Angew.Chem.Int.Ed.http://doi.org/f2qksb(2014)

Many reductants are available to chemists, but molecular hydrogen is one of the most common both in academic labs and in industry. Though storage and transport can be a difficulty, hydrogen typically exhibits high reactivity, is cost effective on scale and can give perfect atom economy. Hydrogen is typically produced by steam-reforming of natural gas. The final stage of this process is the water–gas shift reaction: carbon monoxide reacts with steam to generate carbon dioxide and hydrogen. The carbon monoxide is oxidized and is therefore an indirect reductant.

Now, Denis Chusov from the Russian Academy of Sciences and Benjamin List from the Max Plank Institute have taken this process one step further using carbon monoxide as a reductant without the addition of an extra hydrogen source. They chose to study a reductive amination — a widely used amine synthesis in which an amine and carbonyl react, followed by reduction of the resultant imine. Using carbon monoxide in combination with rhodium acetate catalyst for the reduction afforded good yields of product directly from amines and carbonyls. The methodology was applicable to a wide range of substrates including both aldehydes and ketones, and in cases where other reducible functionalities (such as cyano and nitro groups) were present. Both primary and secondary amines were tolerated.

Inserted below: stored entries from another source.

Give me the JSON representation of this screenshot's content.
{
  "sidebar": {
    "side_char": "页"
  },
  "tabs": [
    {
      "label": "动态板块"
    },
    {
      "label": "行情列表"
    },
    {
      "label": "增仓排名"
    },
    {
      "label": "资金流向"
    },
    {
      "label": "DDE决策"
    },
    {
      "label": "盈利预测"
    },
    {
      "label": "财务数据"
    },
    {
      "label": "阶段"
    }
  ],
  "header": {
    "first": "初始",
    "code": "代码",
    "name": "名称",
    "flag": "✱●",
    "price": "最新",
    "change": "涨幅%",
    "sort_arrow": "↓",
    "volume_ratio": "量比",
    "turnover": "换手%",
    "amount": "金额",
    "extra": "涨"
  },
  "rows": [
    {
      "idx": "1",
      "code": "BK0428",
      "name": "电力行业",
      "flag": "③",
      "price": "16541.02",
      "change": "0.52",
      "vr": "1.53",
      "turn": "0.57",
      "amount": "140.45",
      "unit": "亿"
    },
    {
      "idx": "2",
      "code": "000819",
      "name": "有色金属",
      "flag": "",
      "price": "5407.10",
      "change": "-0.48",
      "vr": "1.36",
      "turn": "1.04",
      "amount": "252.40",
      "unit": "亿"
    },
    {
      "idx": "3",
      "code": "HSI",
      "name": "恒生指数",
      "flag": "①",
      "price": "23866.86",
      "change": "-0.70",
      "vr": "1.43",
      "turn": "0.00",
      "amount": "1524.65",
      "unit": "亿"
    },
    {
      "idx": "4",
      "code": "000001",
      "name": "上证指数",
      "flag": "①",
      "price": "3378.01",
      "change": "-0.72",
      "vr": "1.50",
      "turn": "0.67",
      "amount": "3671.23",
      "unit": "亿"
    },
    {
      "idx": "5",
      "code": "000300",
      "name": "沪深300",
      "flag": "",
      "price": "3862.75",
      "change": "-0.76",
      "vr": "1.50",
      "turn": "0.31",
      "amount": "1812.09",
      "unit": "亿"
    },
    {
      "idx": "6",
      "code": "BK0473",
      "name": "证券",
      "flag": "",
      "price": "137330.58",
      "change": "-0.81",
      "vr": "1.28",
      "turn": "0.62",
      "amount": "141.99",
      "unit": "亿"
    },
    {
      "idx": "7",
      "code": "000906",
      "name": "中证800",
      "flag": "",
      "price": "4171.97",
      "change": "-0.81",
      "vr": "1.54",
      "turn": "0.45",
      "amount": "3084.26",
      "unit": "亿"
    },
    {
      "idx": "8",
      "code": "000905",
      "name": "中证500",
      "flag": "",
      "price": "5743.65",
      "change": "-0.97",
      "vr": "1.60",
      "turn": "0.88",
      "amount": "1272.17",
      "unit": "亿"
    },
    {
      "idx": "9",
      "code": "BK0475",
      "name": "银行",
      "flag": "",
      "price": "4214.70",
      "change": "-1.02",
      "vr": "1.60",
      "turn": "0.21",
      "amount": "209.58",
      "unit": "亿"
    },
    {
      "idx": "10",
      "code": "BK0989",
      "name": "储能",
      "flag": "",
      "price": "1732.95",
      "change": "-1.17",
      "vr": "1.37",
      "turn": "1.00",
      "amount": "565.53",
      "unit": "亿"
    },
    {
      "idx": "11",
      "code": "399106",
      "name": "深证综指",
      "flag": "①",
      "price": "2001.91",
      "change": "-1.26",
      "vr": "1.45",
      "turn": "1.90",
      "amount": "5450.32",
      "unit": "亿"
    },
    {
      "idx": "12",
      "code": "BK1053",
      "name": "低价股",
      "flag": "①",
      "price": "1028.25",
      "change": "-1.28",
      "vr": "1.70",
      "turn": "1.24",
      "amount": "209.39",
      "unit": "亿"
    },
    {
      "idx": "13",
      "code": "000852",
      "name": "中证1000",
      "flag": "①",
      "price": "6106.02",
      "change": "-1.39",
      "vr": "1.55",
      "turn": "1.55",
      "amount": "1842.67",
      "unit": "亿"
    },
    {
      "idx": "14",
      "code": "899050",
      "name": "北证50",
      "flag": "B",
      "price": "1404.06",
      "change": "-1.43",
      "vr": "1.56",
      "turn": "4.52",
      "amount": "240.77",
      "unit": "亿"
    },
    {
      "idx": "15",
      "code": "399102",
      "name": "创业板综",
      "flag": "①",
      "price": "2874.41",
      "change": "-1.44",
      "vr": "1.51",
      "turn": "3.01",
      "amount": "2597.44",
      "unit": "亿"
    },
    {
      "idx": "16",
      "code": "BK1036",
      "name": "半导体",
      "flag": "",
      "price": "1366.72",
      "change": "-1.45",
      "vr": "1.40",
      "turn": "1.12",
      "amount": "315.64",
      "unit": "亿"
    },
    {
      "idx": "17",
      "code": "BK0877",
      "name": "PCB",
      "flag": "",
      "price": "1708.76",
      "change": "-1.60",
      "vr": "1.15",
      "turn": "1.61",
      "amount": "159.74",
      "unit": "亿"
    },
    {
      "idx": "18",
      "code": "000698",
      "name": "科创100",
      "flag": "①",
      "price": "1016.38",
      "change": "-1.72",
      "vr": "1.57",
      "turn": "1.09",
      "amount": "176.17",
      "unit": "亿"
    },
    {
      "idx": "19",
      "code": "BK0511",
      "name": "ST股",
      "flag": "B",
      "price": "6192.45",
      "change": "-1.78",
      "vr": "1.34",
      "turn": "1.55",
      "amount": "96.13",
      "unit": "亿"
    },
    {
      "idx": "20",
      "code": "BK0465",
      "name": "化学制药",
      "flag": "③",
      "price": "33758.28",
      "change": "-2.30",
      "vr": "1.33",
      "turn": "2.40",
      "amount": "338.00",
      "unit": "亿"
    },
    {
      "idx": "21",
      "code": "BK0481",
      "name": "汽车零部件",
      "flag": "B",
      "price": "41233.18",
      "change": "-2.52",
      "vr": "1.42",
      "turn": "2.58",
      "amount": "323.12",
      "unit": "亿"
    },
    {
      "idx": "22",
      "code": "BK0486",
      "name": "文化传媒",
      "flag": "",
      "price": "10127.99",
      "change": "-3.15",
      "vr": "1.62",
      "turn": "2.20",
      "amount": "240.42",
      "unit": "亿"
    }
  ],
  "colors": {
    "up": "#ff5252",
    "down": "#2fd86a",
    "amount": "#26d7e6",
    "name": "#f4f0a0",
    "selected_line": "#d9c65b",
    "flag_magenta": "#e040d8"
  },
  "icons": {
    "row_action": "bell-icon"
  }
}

Mechanistic studies showed that, contrary to expectations, the reduction did not involve the generation of molecular hydrogen from carbon monoxide and water liberated from the amine–carbonyl condensation. Indeed, replacing CO with hydrogen under otherwise identical reaction conditions resulted in significantly reduced yields. Similarly, the addition of extra water, which would have been expected to boost hydrogen production, instead decreased the rate of reductive amination — raising questions about the active reducing agent. The authors propose a mechanism in which the hemiaminal intermediate — from the initial amine–carbonyl reaction — transfers a hydroxyl group to an in situ-formed rhodium carbonyl. Loss of carbon dioxide from the resultant species gives a rhodium hydride, which can then reduce the coordinated iminium.